In a world that every day hopes tomorrow will be better, in a world that remembers, perhaps mistakenly, that the past was better, in a world that is speeding every second now, hope is the only thing that is lasting.
I grew up and live in a city of the Balkans, Thessaloniki, Greece, and I see everywhere a nostalgia for the unknown past. For the past of others. In ‘’Balkan Pray’, I’m trying to capture that. Any actions that seek something more than the givens of the time lose their meaning. The resource to a past we did not live in but imagined, the anticipation of a dystopian future. “Balkan Pray” seeks and recalls human’s lost love with life.[Official Website]

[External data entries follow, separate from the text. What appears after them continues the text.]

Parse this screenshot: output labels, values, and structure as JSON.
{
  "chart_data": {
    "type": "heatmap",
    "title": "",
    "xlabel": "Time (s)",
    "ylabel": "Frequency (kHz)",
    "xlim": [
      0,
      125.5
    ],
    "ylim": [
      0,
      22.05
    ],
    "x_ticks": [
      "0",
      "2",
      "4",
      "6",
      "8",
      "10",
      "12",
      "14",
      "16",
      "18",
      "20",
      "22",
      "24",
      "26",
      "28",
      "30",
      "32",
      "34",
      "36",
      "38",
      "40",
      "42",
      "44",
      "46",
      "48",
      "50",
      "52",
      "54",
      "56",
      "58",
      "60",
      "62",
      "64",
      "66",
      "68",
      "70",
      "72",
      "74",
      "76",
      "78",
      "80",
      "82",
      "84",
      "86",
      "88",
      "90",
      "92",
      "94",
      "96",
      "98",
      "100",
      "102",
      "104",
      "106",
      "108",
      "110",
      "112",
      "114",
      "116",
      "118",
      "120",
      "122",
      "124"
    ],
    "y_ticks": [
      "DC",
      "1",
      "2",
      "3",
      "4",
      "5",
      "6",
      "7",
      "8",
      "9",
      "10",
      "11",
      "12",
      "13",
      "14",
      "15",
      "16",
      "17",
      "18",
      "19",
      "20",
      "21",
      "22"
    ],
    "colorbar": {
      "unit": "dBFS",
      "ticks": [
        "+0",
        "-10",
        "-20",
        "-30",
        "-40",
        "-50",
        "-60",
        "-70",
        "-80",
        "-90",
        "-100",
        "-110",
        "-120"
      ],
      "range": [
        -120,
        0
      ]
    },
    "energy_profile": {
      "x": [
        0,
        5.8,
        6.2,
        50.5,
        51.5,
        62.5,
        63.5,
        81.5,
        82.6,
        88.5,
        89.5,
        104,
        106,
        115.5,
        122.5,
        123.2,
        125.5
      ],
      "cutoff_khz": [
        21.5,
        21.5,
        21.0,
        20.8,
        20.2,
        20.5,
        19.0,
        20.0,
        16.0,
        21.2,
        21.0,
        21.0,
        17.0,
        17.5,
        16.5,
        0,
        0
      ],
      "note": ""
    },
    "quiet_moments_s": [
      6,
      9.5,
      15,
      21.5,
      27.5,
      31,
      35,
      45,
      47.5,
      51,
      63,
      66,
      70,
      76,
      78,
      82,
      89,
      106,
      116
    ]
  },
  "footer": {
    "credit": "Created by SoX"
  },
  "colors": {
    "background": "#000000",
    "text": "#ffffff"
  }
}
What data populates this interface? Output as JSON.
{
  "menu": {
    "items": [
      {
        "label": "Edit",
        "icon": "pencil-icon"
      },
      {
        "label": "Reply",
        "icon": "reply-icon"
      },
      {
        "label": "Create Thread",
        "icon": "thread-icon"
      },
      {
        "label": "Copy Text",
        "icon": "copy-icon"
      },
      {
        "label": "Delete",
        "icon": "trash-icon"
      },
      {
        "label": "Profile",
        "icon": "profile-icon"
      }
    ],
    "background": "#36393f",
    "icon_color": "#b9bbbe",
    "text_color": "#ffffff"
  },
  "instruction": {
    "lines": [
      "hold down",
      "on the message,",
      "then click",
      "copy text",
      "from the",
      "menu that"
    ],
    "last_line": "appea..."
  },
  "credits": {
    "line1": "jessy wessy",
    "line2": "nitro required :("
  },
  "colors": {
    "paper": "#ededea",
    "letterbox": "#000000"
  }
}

“I wanted a backpack full of everything necessary for sleeping, shelter, food, cooking, basically a full kitchen and bedroom, right on my back, and to go somewhere, find absolute solitude, study the absolute blank mind, to be completely neutral to any or any ideas. I intended to have, in fact, prayer as my only activity, to pray for all living creatures I saw that this was the only decent activity left in the world. Jack Kerouac”
From the book ”The Dharma Bums
“The transformation of Nature from a divine creation into a performance, into a simple content of the senses, into a passive and amorphous material destined to be questioned and submitted to the plastic will of the Spirit, into a spectacle and image, – Heidegger characteristically defines the modern era as the The ‘age of the image of the world’ leads us to the decidedly modern experience of the gradual stripping of the world of all divine presence. “
Kostas Papaioannou, the man and his shadow, Alternative Editions publications.